Дженнифер Доннелли - Чайная роза
По субботам работали только полдня, но эти полдня казались бесконечными. Мистер Минтон нещадно подгонял Фиону и других девушек. Фиона знала, что это не его вина; он только следовал указаниям самого Бертона. Она подозревала, что хозяин терпеть не может давать своим работницам половину выходного и заставляет их страдать за это.
По субботам перерывов не было; приходилось проводить пять долгих часов на ногах. Если везло, ноги немели; если нет, девушки ощущали сильную тупую боль, начинавшуюся в лодыжках и заканчивавшуюся в спине. Но хуже всего было однообразие работы: наклеить на банку этикетку, взвесить чай, наполнить банку, запечатать, положить в ящик, а потом все сначала. Монотонность для такой живой девушки была настоящим мучением. Иногда Фионе казалось, что она сойдет с ума, что это никогда не кончится и что все ее планы и жертвы ни к чему. Так было и сегодня.

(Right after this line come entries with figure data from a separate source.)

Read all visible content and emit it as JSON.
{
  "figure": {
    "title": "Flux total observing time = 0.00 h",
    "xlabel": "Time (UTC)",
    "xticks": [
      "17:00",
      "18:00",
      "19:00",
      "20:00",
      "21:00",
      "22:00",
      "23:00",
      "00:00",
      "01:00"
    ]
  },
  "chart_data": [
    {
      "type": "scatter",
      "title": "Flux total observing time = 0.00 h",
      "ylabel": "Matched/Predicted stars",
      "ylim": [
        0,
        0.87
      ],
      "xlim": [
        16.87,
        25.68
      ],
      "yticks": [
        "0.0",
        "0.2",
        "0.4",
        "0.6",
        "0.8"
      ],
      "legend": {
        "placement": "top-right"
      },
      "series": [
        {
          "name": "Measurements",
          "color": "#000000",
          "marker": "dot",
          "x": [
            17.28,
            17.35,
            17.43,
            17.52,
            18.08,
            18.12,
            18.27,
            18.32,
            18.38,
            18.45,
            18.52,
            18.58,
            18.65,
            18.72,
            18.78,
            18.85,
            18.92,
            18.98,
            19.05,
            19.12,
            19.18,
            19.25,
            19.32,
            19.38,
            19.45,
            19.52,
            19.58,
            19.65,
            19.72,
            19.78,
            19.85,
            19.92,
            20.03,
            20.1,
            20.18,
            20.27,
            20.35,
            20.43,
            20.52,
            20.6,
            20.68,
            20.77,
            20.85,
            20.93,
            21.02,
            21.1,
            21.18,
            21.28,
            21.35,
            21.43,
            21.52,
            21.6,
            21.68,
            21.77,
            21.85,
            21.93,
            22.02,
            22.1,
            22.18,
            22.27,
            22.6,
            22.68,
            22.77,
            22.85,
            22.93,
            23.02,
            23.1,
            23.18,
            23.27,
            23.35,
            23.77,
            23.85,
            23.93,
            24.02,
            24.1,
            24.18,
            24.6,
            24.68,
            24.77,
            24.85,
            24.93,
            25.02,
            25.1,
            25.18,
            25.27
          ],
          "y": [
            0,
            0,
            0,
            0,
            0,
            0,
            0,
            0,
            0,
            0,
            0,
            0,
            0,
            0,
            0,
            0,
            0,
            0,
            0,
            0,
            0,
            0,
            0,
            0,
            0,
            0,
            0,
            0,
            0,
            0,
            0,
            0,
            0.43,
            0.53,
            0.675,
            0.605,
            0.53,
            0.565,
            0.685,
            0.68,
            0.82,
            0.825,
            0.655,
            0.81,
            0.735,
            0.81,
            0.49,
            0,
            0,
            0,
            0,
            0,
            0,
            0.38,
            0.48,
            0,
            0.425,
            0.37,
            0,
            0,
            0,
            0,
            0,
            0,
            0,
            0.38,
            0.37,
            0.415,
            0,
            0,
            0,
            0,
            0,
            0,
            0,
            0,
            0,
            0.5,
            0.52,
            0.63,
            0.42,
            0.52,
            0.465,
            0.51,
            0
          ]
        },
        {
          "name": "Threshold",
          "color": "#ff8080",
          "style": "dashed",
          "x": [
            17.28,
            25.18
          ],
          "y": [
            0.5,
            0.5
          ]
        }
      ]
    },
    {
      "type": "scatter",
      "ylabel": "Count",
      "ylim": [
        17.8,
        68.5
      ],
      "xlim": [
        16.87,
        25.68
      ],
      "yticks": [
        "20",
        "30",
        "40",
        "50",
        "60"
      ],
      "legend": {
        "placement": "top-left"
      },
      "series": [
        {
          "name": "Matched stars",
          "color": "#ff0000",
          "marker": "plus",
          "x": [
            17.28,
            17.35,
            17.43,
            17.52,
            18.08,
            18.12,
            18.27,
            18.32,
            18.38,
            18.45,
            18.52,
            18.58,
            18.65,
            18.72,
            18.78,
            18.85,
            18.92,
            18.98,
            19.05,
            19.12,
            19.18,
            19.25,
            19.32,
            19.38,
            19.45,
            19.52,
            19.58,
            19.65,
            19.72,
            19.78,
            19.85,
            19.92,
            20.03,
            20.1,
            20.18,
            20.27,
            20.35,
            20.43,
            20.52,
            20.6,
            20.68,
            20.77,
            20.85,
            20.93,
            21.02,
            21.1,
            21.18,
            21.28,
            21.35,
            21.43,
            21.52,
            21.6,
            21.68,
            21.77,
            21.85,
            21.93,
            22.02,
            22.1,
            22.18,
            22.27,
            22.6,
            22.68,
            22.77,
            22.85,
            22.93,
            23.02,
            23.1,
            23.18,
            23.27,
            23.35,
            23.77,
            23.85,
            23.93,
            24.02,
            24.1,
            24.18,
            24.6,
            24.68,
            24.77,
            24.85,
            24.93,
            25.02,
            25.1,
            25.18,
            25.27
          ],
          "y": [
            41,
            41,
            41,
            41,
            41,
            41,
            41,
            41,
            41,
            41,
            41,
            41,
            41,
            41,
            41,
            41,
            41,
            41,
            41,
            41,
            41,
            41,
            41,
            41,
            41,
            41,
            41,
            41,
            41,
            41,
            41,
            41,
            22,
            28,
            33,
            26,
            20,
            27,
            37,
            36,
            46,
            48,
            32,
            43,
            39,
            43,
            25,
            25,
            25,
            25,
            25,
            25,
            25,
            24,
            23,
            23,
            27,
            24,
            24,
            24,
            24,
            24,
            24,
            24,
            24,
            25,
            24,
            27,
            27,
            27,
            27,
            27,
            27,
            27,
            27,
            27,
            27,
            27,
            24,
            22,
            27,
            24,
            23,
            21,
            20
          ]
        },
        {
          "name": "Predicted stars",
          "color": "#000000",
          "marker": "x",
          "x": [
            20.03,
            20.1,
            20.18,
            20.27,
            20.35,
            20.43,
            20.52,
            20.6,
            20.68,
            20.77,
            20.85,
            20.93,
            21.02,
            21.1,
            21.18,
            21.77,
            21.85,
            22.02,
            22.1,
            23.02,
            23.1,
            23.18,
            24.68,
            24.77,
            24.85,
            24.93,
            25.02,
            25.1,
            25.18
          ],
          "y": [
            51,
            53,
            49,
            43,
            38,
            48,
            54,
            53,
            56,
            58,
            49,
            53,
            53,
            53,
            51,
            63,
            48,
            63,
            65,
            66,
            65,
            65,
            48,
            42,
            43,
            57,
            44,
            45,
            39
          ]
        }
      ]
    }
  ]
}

Она вынула шпильки из тугого пучка на затылке, тряхнула головой и распустила волосы. Потом развязала шнурки, сбросила ботинки, сняла чулки и вытянула перед собой босые ноги, продолжавшие ныть от боли: прогулка к реке ничуть не помогла. В ушах послышался голос матери: «Детка, если бы у тебя в голове были мозги, ты бы пошла прямо домой и отдохнула вместо того, чтобы шляться вдоль реки».

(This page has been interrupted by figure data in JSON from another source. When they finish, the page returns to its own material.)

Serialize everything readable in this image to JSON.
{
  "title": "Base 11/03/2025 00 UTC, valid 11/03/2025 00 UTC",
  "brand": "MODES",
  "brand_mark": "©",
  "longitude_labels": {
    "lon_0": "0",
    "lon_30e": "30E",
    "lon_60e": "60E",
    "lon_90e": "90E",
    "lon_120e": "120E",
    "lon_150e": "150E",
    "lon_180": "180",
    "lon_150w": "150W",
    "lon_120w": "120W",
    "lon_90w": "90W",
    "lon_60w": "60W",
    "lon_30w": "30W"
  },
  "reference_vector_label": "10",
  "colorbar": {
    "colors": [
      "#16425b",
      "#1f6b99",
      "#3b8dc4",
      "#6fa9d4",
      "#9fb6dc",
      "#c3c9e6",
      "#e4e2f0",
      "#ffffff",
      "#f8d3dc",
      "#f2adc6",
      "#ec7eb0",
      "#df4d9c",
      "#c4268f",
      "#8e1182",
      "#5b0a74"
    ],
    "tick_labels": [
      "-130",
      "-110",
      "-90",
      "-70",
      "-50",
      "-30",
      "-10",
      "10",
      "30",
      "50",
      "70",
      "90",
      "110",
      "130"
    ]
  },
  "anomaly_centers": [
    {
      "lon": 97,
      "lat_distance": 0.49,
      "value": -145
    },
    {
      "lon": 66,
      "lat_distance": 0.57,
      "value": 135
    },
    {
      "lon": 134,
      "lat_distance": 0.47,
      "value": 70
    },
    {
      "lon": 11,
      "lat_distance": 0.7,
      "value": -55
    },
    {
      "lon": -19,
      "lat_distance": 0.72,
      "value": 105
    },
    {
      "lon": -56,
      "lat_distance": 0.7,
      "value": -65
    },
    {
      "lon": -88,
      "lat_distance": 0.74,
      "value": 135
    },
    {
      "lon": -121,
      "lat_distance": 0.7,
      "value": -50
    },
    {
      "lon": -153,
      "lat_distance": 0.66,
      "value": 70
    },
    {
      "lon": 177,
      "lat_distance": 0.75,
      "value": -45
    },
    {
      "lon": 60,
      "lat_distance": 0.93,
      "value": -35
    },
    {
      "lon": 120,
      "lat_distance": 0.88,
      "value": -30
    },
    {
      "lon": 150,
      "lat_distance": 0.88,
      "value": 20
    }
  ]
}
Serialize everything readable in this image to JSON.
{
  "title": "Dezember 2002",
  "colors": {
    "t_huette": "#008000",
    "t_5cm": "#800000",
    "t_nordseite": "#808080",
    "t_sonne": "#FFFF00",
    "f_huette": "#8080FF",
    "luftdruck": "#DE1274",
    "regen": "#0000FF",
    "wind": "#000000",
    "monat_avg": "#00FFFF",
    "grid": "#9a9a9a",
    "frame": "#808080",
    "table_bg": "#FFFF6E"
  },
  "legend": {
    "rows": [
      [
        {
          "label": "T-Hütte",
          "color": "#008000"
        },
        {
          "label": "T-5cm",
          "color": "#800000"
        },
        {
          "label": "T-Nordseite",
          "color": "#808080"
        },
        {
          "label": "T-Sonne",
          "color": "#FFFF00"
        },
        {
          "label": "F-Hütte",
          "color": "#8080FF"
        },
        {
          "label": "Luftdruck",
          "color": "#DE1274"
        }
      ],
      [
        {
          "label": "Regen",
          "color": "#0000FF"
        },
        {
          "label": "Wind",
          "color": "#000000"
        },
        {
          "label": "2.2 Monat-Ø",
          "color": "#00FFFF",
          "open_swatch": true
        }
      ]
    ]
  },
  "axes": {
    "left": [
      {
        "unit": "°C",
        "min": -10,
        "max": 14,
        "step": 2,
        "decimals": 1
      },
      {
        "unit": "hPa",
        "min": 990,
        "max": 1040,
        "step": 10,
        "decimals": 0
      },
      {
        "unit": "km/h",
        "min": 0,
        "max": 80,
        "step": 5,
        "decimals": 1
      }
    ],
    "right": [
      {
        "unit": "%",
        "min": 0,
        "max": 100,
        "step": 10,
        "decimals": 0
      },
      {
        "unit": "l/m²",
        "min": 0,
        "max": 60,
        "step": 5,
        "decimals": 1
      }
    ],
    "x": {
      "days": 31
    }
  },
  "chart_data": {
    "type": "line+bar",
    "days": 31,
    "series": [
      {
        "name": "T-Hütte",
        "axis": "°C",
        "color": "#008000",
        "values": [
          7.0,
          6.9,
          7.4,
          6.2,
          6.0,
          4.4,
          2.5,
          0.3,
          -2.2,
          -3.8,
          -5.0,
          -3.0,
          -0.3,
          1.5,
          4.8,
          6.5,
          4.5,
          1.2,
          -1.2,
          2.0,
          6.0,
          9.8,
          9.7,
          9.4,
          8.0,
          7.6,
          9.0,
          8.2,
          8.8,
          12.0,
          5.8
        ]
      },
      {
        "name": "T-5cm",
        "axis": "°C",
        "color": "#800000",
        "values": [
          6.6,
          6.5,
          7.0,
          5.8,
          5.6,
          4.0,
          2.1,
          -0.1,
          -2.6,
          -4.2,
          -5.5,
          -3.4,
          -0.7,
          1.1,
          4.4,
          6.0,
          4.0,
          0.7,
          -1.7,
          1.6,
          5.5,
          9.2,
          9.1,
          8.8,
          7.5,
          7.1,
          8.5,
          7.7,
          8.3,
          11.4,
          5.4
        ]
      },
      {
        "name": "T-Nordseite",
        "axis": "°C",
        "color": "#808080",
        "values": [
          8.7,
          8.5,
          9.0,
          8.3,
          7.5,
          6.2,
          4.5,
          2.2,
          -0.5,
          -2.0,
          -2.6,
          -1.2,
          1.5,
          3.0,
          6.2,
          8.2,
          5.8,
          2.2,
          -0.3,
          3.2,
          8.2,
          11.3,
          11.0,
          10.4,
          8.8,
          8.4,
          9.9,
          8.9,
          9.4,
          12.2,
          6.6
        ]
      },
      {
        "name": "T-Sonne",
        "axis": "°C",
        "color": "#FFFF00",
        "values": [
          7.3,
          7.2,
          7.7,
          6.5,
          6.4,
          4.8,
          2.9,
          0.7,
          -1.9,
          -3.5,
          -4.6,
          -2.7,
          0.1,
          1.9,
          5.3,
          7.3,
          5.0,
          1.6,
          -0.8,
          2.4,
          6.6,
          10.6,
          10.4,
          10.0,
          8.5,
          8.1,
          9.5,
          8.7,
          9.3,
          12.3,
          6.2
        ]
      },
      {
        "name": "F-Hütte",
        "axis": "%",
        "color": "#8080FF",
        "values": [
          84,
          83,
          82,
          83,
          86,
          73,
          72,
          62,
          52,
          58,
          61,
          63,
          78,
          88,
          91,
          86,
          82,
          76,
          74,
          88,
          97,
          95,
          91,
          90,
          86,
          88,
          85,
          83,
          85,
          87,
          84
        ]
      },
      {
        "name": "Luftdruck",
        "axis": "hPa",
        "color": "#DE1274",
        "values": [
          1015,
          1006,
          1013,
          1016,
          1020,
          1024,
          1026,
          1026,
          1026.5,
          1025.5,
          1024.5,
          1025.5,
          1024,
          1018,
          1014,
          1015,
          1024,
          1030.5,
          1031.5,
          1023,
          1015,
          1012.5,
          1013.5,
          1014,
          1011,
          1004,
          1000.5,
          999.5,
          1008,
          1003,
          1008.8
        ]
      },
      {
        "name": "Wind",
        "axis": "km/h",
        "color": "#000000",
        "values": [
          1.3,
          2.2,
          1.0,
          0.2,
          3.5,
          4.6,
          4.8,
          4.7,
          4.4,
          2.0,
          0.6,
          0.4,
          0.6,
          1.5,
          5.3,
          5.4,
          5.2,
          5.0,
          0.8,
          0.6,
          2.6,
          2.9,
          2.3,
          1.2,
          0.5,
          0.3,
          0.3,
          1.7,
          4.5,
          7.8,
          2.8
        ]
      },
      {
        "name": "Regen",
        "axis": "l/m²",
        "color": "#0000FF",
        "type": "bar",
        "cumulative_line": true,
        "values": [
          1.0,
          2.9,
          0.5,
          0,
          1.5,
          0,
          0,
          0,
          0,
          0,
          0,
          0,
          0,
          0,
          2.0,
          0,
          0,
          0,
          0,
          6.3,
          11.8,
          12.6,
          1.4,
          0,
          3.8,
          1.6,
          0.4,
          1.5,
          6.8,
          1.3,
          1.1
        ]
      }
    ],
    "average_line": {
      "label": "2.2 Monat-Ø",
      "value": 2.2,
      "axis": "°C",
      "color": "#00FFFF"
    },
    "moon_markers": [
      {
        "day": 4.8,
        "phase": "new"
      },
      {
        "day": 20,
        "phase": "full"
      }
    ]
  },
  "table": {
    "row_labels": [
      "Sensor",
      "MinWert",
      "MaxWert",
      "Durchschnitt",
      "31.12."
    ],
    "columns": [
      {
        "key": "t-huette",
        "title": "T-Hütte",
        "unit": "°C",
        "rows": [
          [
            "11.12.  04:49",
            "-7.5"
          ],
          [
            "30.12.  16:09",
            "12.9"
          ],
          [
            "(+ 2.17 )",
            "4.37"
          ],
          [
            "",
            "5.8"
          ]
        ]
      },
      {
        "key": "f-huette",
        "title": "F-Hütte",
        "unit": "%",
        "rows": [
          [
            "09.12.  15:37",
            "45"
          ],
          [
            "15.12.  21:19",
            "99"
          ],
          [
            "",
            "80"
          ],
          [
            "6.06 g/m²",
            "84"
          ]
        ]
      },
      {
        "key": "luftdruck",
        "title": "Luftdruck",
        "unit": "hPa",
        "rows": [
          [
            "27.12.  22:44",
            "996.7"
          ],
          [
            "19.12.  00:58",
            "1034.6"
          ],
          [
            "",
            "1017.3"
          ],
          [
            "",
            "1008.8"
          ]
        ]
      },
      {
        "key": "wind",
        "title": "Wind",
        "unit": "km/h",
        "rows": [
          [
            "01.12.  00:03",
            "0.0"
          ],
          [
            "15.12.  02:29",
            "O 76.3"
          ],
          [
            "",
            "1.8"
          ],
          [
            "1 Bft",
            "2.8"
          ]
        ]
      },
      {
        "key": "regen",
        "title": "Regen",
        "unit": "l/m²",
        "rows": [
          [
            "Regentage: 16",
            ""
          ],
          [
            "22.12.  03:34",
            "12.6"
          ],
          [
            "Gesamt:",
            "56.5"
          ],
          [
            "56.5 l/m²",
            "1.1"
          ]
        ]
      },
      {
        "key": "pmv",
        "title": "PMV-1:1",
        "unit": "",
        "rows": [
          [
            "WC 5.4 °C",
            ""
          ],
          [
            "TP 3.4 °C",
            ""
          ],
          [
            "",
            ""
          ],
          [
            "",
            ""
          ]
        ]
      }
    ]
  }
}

«Не ходить к реке? — думала она, любуясь серебряной Темзой, сверкавшей на августовском солнце. — Разве можно сопротивляться такому искушению?» Волны нетерпеливо бились о подножие Старой лестницы и окатывали ее брызгами. Девушка следила за волнами и представляла себе, что они хотят коснуться кончиков ее ног, ухватить за лодыжки и унести с собой. Ах, если бы она могла себе это позволить…
Фиона смотрела на реку и чувствовала, что усталость, от которой ломило тело и темнело в глазах, отступает, сменяясь радостью. Река восстанавливала ее силы. Люди говорили, что Сити, коммерческий и правительственный центр к западу от Уоппинга, является сердцем Лондона. Если это правда, то река — его кровь. При виде красоты Темзы сердце самой Фионы начинало биться чаще.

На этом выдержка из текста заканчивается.